Editorial Staff Curious Objects

Around 1930, two British artists, Agnes Miller Parker and Jessica Dismorr, went to work on a pair of paintings—one a modernist Madonna and Child, the other a portrait of a rampaging cat that’s steeped in symbolism—that are now on view at the Fine Art Society’s galleries in London and Edinburgh. FAS principals Emily Walsh and Rowena Morgan-Cox explain to Ben how two women painters made their mark during a time when the art world was still male-dominated.

Mother and Child by Jessica Dismorr, c. 1932. Oil on gesso board, 24 1/8 by 18 1/2 inches. Courtesy of the Fine Arts Society .
The Uncivilised Cat by Agnes Miller Parker, 1930. Tempera on board, 20 3/4 by 18 3/4 inches. Courtesy of the Fine Arts Society .
Walsh and Morgan-Cox. Long photograph, courtesy of the Fine Arts Society .

Emily Walsh. Photograph by Luke Walker, courtesy of the Fine Arts Society, London and Edinburgh.

Emily Walsh specializes in Scottish art across the centuries, with a particular interest in the late eighteen hundreds to early nineteen hundreds, as well as the twentieth century. She has managed the Fine Art Society’s Edinburgh gallery for the last decade and a half, and now oversees the new London operation as well. During her time in charge, Emily has staged annual exhibitions of both Scottish and British paintings in Hong Kong and intermittently in New York. Emily began her career at Bourne Fine Art in 1997, having graduated from the University of Edinburgh with a joint honors degree in the history of art and English literature. 

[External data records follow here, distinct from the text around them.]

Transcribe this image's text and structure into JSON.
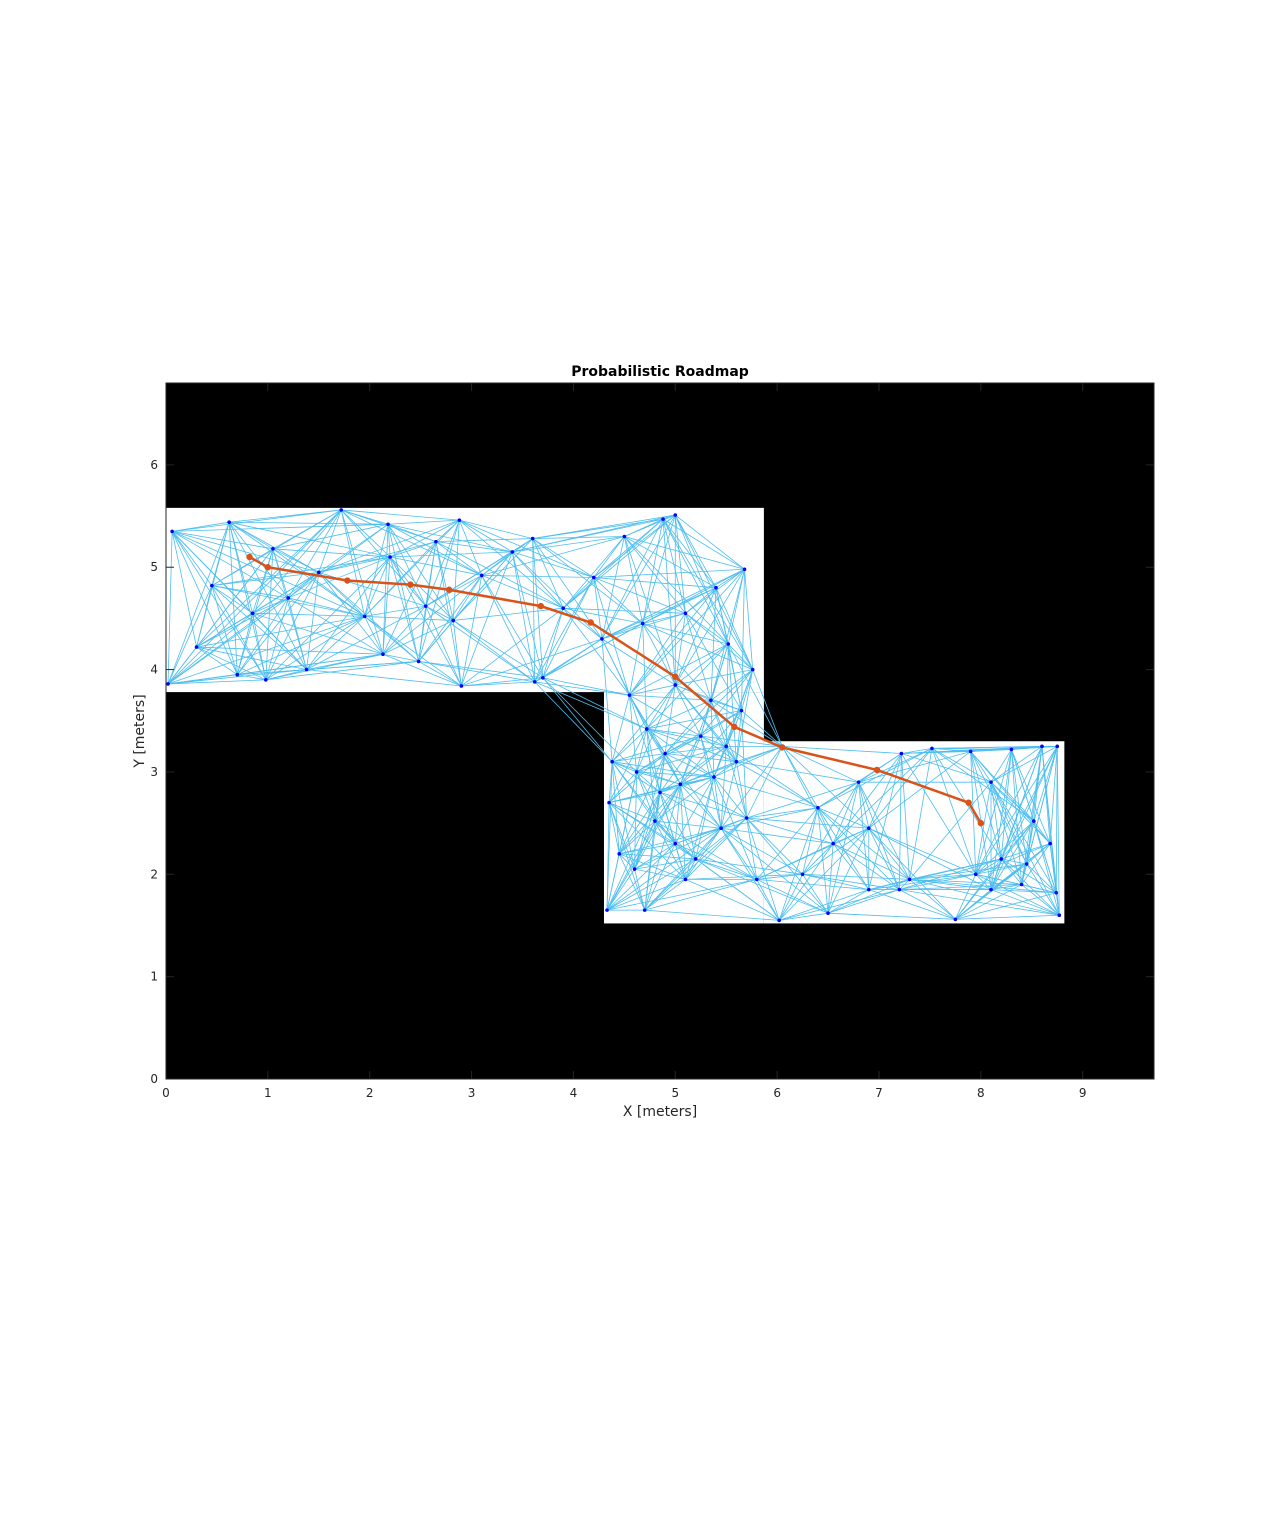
{
  "chart_data": {
    "type": "scatter",
    "title": "Probabilistic Roadmap",
    "xlabel": "X [meters]",
    "ylabel": "Y [meters]",
    "xlim": [
      0,
      9.7
    ],
    "ylim": [
      0,
      6.8
    ],
    "xticks": [
      "0",
      "1",
      "2",
      "3",
      "4",
      "5",
      "6",
      "7",
      "8",
      "9"
    ],
    "yticks": [
      "0",
      "1",
      "2",
      "3",
      "4",
      "5",
      "6"
    ],
    "grid": false,
    "map": {
      "occupied_color": "#000000",
      "free_color": "#ffffff",
      "free_regions": [
        {
          "x": [
            0.0,
            5.87
          ],
          "y": [
            3.78,
            5.58
          ]
        },
        {
          "x": [
            4.3,
            5.87
          ],
          "y": [
            1.52,
            3.78
          ]
        },
        {
          "x": [
            5.87,
            8.82
          ],
          "y": [
            1.52,
            3.3
          ]
        }
      ]
    },
    "roadmap": {
      "edge_color": "#4dbeee",
      "node_color": "#0000ff",
      "nodes": [
        [
          0.06,
          5.35
        ],
        [
          0.62,
          5.44
        ],
        [
          1.72,
          5.56
        ],
        [
          2.18,
          5.42
        ],
        [
          2.88,
          5.46
        ],
        [
          3.6,
          5.28
        ],
        [
          4.5,
          5.3
        ],
        [
          4.88,
          5.47
        ],
        [
          5.0,
          5.51
        ],
        [
          5.68,
          4.98
        ],
        [
          0.3,
          4.22
        ],
        [
          0.02,
          3.86
        ],
        [
          0.7,
          3.95
        ],
        [
          0.98,
          3.9
        ],
        [
          1.38,
          4.0
        ],
        [
          2.13,
          4.15
        ],
        [
          2.48,
          4.08
        ],
        [
          2.9,
          3.84
        ],
        [
          3.62,
          3.88
        ],
        [
          3.7,
          3.92
        ],
        [
          0.85,
          4.55
        ],
        [
          1.2,
          4.7
        ],
        [
          1.5,
          4.95
        ],
        [
          1.95,
          4.52
        ],
        [
          2.2,
          5.1
        ],
        [
          2.55,
          4.62
        ],
        [
          2.82,
          4.48
        ],
        [
          3.1,
          4.92
        ],
        [
          3.4,
          5.15
        ],
        [
          3.9,
          4.6
        ],
        [
          4.2,
          4.9
        ],
        [
          4.68,
          4.45
        ],
        [
          5.1,
          4.55
        ],
        [
          5.4,
          4.8
        ],
        [
          5.52,
          4.25
        ],
        [
          5.76,
          4.0
        ],
        [
          4.28,
          4.3
        ],
        [
          0.45,
          4.82
        ],
        [
          1.05,
          5.18
        ],
        [
          2.65,
          5.25
        ],
        [
          4.62,
          3.0
        ],
        [
          4.72,
          3.42
        ],
        [
          4.9,
          3.18
        ],
        [
          5.05,
          2.88
        ],
        [
          5.25,
          3.35
        ],
        [
          5.38,
          2.95
        ],
        [
          5.6,
          3.1
        ],
        [
          4.35,
          2.7
        ],
        [
          4.45,
          2.2
        ],
        [
          4.6,
          2.05
        ],
        [
          4.8,
          2.52
        ],
        [
          5.0,
          2.3
        ],
        [
          5.2,
          2.15
        ],
        [
          5.45,
          2.45
        ],
        [
          5.7,
          2.55
        ],
        [
          4.33,
          1.65
        ],
        [
          4.7,
          1.65
        ],
        [
          5.1,
          1.95
        ],
        [
          5.8,
          1.95
        ],
        [
          4.55,
          3.75
        ],
        [
          5.0,
          3.85
        ],
        [
          5.35,
          3.7
        ],
        [
          5.65,
          3.6
        ],
        [
          4.38,
          3.1
        ],
        [
          4.85,
          2.8
        ],
        [
          5.5,
          3.25
        ],
        [
          6.05,
          3.25
        ],
        [
          6.4,
          2.65
        ],
        [
          6.55,
          2.3
        ],
        [
          6.9,
          2.45
        ],
        [
          7.22,
          3.18
        ],
        [
          7.52,
          3.23
        ],
        [
          7.3,
          1.95
        ],
        [
          7.75,
          1.56
        ],
        [
          7.95,
          2.0
        ],
        [
          8.1,
          1.85
        ],
        [
          6.02,
          1.55
        ],
        [
          6.5,
          1.62
        ],
        [
          6.9,
          1.85
        ],
        [
          8.6,
          3.25
        ],
        [
          8.75,
          3.25
        ],
        [
          8.3,
          3.22
        ],
        [
          7.9,
          3.2
        ],
        [
          8.52,
          2.52
        ],
        [
          8.68,
          2.3
        ],
        [
          8.74,
          1.82
        ],
        [
          8.77,
          1.6
        ],
        [
          8.4,
          1.9
        ],
        [
          8.2,
          2.15
        ],
        [
          7.2,
          1.85
        ],
        [
          6.25,
          2.0
        ],
        [
          8.1,
          2.9
        ],
        [
          8.45,
          2.1
        ],
        [
          6.8,
          2.9
        ]
      ],
      "edges": "k-nearest connections between roadmap nodes"
    },
    "path": {
      "color": "#d95319",
      "points": [
        [
          0.82,
          5.1
        ],
        [
          1.0,
          5.0
        ],
        [
          1.78,
          4.87
        ],
        [
          2.4,
          4.83
        ],
        [
          2.78,
          4.78
        ],
        [
          3.68,
          4.62
        ],
        [
          4.17,
          4.46
        ],
        [
          5.0,
          3.93
        ],
        [
          5.58,
          3.44
        ],
        [
          6.05,
          3.24
        ],
        [
          6.98,
          3.02
        ],
        [
          7.88,
          2.7
        ],
        [
          8.0,
          2.5
        ]
      ]
    }
  }
}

Rowena Morgan-Cox. Photograph by Louise Long, courtesy of the Fine Arts Society .

Rowena Morgan-Cox specializes in late-nineteeth and early-twentieth century fine and decorative arts. During her first stint at the Fine Art Society from 2012 to 2017, Rowena curated several exhibitions, including Gerald Laing (2016) and Modern British Women (2017), and managed the sale of the John Scott collection of decorative art and sculpture (2014–2015). She re-joined the FAS team in 2018, after helping to set up 8 Holland Street, the London art and design store founded by interior designer Tobias Vernon. Rowena holds an MA from the Courtauld Institute of Art, where she studied nineteenth-century European painting and sculpture. She has given many talks and chaired panel discussions on design, female artists, and the FAS’s history; in 2015 she became the youngest committee member of the Decorative Arts Society.